Interné à l’Institut de cardiologie après deux malaises – Assalé Tiémoko attendu à la préfecture de police pour une garde à vue

Le rouleau-compresseur judiciaire se déploie à présent sur le journaliste et ex-député de Tiassalé Antoine Assalé Tiémoko. Mercredi 22 avril 2026, il était invité à répondre à une convocation de la préfecture de police. Le leader d’Adci et maire en exercice de Tiassalé ne s’y est pas dérobé en se présentant aux autorités policières pour une audition qui a débuté ce jour-là à 10 h 10 et s’est achevée au petit matin du jeudi 23 aux environs de 1 heure. L’audition n’a pas été de tout repos. L’ancien député a été victime de deux malaises (14h et 18h) suite à une montée de tension artérielle. Sur ordre du procureur il a été transféré à l’Institut de cardiologie d’Abidjan préféré à la clinique de son choix située à Angré. Au moment où il est admis à l’Ica, à la fin de son audition et après avoir signé les procès verbaux, aucune décision de garde à vue ne lui est signifiée.

C’est une fois au Chu de Treichville, sous forte escorte et garde policières que son avocate Me Oumou Sanogo reçoit un appel lui apprenant que son client doit revenir à la préfecture de police pour une garde à vue. Laquelle devra s’achever par sa présentation au parquet.

« Ce jeudi, alors qu’il est hospitalisé à l’Institut de cardiologie, son avocate présente à son chevet, au cours d’un échange téléphonique, le président Assalé Tiémoko Antoine est désormais placé en garde à vue et qu’il devra être reconduit à la préfecture de police d’Abidjan pour l’accomplissement des formalités avant d’être déféré au parquet vendredi 24 avril 2026 », informe un communiqué du secrétaire général d’Adci. Lequel appelle les militants à la sérénité, au calme et à la discipline dans la suite de la procédure.

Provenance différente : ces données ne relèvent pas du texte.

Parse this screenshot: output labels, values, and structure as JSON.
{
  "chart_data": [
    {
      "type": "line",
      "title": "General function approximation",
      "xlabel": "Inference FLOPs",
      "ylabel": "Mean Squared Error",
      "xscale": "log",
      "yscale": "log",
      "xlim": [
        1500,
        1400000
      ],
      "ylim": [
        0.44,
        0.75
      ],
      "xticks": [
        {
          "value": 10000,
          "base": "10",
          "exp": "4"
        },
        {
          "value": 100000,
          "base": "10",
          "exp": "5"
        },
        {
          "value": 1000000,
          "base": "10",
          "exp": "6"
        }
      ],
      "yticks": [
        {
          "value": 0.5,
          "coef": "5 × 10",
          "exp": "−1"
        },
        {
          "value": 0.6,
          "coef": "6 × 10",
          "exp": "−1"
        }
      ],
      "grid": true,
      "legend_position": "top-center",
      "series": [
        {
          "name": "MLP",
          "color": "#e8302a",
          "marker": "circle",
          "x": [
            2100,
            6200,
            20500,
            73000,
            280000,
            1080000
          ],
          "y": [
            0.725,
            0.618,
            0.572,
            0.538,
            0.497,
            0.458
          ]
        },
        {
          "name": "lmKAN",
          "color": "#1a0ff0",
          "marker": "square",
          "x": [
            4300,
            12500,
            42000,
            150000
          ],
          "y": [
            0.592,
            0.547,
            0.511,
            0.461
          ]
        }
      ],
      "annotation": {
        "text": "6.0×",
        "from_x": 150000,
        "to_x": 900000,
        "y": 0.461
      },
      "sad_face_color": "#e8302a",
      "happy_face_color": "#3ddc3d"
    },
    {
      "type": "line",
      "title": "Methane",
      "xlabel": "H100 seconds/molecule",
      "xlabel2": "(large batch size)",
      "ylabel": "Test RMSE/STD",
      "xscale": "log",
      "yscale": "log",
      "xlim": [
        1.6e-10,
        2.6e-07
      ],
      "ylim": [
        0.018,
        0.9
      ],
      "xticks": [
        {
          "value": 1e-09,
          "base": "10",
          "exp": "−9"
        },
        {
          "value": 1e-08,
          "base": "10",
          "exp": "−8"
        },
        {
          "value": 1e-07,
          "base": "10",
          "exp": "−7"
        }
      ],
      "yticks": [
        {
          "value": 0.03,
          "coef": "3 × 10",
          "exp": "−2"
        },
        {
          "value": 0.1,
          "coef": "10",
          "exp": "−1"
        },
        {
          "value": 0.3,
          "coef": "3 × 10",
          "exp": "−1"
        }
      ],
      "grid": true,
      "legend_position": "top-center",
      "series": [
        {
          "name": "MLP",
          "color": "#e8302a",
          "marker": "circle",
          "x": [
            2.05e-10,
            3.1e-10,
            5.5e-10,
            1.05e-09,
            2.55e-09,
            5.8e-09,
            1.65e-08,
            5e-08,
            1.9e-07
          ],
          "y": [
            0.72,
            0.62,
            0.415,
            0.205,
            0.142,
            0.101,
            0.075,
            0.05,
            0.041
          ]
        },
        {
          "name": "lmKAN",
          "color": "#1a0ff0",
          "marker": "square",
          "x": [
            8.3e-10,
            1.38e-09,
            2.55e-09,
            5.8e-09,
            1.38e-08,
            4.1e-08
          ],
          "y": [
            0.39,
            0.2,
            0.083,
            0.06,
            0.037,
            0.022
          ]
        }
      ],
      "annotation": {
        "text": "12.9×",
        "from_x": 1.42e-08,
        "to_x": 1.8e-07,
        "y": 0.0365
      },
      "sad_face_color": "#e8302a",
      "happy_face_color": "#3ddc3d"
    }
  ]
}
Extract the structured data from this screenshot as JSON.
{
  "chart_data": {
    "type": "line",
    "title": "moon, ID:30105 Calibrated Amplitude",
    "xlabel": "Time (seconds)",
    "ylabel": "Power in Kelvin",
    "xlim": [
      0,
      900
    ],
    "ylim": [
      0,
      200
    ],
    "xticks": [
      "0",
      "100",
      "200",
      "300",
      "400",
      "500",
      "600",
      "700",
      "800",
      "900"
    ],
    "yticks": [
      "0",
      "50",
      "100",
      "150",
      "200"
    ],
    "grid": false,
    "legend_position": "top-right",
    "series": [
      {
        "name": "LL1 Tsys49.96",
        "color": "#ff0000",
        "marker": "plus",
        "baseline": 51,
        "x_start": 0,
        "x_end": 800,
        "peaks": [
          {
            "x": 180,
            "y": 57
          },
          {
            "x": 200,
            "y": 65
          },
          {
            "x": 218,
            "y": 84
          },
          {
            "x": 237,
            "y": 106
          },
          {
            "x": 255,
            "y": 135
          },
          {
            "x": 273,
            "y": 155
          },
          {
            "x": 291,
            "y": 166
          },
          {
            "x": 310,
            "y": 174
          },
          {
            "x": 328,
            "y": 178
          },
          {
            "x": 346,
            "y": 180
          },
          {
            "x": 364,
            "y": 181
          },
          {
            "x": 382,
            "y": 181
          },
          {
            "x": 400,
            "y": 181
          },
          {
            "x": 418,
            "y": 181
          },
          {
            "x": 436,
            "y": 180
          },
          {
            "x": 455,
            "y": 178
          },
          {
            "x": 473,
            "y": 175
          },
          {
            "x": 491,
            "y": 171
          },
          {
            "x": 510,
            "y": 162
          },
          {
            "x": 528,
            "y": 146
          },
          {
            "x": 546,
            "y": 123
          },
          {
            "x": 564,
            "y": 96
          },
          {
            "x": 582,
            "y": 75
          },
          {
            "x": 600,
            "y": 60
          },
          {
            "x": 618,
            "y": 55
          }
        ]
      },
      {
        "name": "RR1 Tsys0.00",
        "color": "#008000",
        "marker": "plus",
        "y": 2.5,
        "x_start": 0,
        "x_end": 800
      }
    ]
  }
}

Antoine Assalé Tiémoko, souligne un membre de son parti, a été entendu lors de son audition sur une récente interview accordée au journaliste d’Actupeople.com, Guillaume Vergès alors que le président d’Adci séjournait à Paris le mois dernier. Cette interview avait ému la blogosphère par son contenu. L’ex-député avait notamment déclaré qu’il était entré dans le viseur du pouvoir le jour quand il avait rencontré Laurent Gbagbo au lendemain de l’élimination de sa candidature de la présidentielle 2025.

Aujourd’hui, face à la justice, il doit répondre de quatre chefs d’accusation devenus génériques pour qui suit la répression des opposants en Côte d’Ivoire sous le régime Ouattara : trouble à l’ordre public – incitation à la révolte – discrédit sur les institutions de la République – diffusion de fausses nouvelles.